I ran this script in both forms, both the executable and the source and, well, let's just say the experience won't be satisfactory at all, especially if it's going to be used with a screen reader.
In short, the hole thing took around 2 minutes or so. First, it just stood there, idle, complaining about a file that's found, but isn't supposed to be there, that took around 30 seconds to disappear, I thought it froze.
Then, it had to download a file, the model, I assume. That took around 20 secs as well, though I think my net could be the issue here.
The longest time however, it took to speak the thing itself, the opening frase in the fate of the jedi series, "the darkness is eternal, all powerful, unchangeable."
That alone took over 40 seconds to run. Besides, the voice had intonation issues, like those from 15.ai, missplaced pauses and all. There are natural sounding that don't require so much time to run, like vocalizer and acapela. If I want free, then I just take rhvoice.
Have I done something wrong to make it cause this?

2021-05-29 18:26:01

@15
No, probably not.  That was the point I was trying to make.  Jonikster has seen their "in realtime on a CPU" claim and has drawn the wrong conclusion from it.  This stuff is actually that slow.

You might be able to get a really fast version of it running if you have a compatible GPU and jump through a bunch of hoops to get whatever ml framework they're using to recognize it, and maybe that'd work for audiobooks in a reasonable amount of time.  Honestly 1 word every 5 seconds works for audiobooks if you don't mind running it for days, so it could still maybe work for that.

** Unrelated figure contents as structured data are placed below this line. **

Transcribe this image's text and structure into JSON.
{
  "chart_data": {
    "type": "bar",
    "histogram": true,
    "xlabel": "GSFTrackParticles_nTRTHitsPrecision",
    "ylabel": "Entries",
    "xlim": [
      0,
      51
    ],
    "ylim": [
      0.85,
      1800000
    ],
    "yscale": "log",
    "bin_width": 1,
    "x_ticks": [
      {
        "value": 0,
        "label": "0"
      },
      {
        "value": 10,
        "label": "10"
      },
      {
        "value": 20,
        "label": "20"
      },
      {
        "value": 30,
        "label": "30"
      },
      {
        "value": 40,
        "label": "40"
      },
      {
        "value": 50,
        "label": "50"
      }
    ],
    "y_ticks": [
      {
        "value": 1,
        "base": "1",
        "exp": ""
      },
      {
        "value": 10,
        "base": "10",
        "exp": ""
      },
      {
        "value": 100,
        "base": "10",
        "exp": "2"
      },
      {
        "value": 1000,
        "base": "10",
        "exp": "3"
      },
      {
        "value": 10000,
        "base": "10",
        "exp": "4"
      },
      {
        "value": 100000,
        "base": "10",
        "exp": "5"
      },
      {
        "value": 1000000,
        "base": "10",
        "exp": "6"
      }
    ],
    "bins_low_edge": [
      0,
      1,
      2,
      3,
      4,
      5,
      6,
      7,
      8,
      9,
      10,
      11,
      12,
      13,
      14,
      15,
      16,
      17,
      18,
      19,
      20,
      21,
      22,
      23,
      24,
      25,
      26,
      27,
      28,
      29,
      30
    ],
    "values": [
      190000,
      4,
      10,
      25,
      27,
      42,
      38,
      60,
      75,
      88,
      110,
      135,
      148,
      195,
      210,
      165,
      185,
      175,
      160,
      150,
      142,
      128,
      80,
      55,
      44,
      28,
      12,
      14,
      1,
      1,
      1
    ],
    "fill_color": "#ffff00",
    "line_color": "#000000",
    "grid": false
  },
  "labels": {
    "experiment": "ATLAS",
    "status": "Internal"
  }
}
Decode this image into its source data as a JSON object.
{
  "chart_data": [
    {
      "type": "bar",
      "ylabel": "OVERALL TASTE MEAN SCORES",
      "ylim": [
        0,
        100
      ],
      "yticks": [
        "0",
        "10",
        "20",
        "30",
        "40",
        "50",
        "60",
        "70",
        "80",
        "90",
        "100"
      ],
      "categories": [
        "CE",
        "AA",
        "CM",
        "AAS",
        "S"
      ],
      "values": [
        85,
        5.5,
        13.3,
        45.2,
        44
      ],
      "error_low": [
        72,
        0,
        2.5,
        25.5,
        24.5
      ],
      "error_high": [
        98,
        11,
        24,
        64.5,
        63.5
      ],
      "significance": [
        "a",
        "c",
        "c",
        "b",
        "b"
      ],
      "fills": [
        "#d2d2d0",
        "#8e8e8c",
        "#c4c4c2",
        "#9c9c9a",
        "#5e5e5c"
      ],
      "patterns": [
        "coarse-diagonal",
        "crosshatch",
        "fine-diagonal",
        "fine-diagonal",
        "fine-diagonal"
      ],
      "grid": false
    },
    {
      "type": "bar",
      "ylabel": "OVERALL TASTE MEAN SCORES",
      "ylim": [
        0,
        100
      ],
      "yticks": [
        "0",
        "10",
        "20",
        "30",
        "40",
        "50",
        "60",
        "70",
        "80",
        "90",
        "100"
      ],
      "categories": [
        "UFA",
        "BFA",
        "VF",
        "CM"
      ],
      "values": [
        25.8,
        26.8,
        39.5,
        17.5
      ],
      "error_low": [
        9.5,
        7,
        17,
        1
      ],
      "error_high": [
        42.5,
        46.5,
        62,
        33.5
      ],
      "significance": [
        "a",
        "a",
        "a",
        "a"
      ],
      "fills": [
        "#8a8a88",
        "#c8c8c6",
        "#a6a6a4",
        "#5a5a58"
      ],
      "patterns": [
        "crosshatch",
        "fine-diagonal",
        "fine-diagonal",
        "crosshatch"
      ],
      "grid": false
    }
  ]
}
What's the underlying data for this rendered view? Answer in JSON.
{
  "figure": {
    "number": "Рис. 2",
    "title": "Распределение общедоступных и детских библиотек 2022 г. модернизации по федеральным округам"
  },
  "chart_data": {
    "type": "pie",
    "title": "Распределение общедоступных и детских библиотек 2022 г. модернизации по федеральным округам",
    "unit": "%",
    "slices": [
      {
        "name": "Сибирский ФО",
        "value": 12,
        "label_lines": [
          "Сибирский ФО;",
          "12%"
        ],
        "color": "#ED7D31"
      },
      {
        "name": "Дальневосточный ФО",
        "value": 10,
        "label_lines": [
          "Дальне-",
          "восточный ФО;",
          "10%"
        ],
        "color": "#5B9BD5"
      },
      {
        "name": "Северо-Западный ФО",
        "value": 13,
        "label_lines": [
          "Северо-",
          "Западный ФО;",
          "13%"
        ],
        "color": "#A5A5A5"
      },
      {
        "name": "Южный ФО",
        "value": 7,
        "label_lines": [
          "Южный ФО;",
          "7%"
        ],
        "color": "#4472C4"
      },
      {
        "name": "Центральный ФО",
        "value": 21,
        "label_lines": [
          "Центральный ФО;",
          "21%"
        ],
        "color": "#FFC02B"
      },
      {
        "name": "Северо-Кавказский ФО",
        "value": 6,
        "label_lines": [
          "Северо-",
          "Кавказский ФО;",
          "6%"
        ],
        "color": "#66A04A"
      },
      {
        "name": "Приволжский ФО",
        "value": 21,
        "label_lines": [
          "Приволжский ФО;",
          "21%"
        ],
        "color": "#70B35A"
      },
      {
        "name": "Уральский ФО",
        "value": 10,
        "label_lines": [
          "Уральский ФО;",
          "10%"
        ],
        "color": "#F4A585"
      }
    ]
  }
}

I see the point of this: OP speaks a language without good synths.  This is part of why I want to write one, because I think that properly applied and sacrificing characteristics that sighted people care about, it could be pretty automatic.  But you really can't just shove these models into a laptop.  The unspoken caveat about that speed thing is that they're measuring it on really beefy servers with more cores than my tower and a bunch of SSDs and stuff.

My Blog
Twitter: @ajhicks1992

2021-05-29 22:30:03

@bgt lover
Rhvoice is the best option. But, there is no documentation for it! I would gladly create a synthesizer for Rhvoice...

2021-05-29 22:54:36

@17, there already is one

"On two occasions I have been asked [by members of Parliament!]: 'Pray, Mr. Babbage, if you put into the machine wrong figures, will the right answers come out ?' I am not able rightly to apprehend the kind of confusion of ideas that could provoke such a question."    — Charles Babbage.
My Github

2021-05-29 23:35:08

wait where the frickle do i find the documentation please?

I am a hunter named Grunt. I didn't realize that until now.

2021-05-31 23:28:48

Is some polish pretrained model available? I want to test it, but not in English.